“But—don’t you believe?—isn’t the Church——?” murmured Frances, embarrassed.

“Dear child, I am afraid the orthodox forms mean very little to me. I would never wilfully cause pain to any human being, and I try to help the sadness of the world with my little songs, but that is all. But I would never shatter the innocent faith of another soul, although I have outgrown the need of form and ritual myself.”

“Does one outgrow it?” wistfully asked Frances, whose whole nature unconsciously craved the discipline which is inseparable from any creed, faithfully followed out in practice.

“Not all of us,” tenderly said Nina, conscious of the exquisite contrast between the matured, self-reliant soul, made strong through suffering, and the innocent, inquiring child at her knee. “Not all of us, dear. Some plants need a support round which to cling, whilst others stand alone—always alone.” Her voice deepened slightly as she mused broodingly for a moment on the pathos and beauty of this horticultural parable. It came as a slight shock when Frances, generally the most sympathetic of listeners, observed in unmistakably self-absorbed accents:

“I think that I shall always want a support. It seems to me that I am meant to live by rule—not by my own judgment at all. That’s why I like the Roman Catholic idea of the Church being infallible. It would be such a guide.”

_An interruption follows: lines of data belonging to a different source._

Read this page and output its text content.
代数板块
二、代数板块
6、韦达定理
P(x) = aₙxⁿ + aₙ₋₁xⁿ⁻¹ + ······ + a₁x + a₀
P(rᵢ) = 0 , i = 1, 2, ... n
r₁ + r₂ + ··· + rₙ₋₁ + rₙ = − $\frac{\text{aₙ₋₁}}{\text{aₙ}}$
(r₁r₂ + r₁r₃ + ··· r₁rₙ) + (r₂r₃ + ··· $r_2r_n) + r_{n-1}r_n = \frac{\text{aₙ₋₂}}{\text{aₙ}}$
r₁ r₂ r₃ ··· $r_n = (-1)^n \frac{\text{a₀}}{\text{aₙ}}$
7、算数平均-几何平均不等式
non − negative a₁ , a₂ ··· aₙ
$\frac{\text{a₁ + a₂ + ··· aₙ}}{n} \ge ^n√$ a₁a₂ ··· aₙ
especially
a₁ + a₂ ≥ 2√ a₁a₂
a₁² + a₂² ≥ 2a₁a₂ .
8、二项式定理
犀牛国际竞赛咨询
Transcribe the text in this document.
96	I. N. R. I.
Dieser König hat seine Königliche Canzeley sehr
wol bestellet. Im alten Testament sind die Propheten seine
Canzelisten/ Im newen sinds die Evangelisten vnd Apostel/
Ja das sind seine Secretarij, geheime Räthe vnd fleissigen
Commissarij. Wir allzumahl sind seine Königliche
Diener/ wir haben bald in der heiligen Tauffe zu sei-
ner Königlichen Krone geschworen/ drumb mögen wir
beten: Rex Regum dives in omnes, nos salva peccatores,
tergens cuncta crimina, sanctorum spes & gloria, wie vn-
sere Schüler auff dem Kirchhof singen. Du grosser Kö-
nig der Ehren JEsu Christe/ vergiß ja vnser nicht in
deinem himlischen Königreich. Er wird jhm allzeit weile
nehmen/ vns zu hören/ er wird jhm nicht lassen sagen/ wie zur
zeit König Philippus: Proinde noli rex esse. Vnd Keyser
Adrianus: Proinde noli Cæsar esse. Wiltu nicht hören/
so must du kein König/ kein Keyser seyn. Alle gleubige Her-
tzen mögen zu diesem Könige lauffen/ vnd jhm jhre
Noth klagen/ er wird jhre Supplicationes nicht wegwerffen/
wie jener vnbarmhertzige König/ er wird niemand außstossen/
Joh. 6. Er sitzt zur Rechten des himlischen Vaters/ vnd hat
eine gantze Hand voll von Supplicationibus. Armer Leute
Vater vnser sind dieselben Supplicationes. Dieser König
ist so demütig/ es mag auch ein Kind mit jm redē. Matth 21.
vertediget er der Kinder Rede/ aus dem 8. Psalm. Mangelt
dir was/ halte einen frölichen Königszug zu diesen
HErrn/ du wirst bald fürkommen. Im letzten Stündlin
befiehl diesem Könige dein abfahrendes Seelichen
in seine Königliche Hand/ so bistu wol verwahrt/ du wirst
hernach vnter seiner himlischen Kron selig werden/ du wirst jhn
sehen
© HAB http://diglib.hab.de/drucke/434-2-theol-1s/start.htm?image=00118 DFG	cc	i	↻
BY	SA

Nina was aware that to no one else would Frances have spoken so unreservedly, and the reflection was soothing, but it did not prevent a slight stiffening of tone in her reply.

“Really, dear? But the surest guide in the world is the golden rule which I have tried to live up to all my life—Never think of yourself at all. Somehow, if one gives all one’s thoughts and time to other people, one finds that God takes care of the rest.”

Nina was herself rather surprised at the beauty of the sentiment as she put it into words, and it served to restore her not very deeply ruffled serenity.

“I will lend you some books, Frances, if you really want to know something about various creeds. The religion of Buddha is, to my mind, the most beautiful of them all,” reflectively said Nina, who had once read portions of Sir Edwin Arnold’s translation of the “Light of Asia,” and was persuaded that she had studied it deeply. “It was the foundation of the Roman Catholic religion, of course—they borrowed a great deal from it.”

“I should like to read it very much.”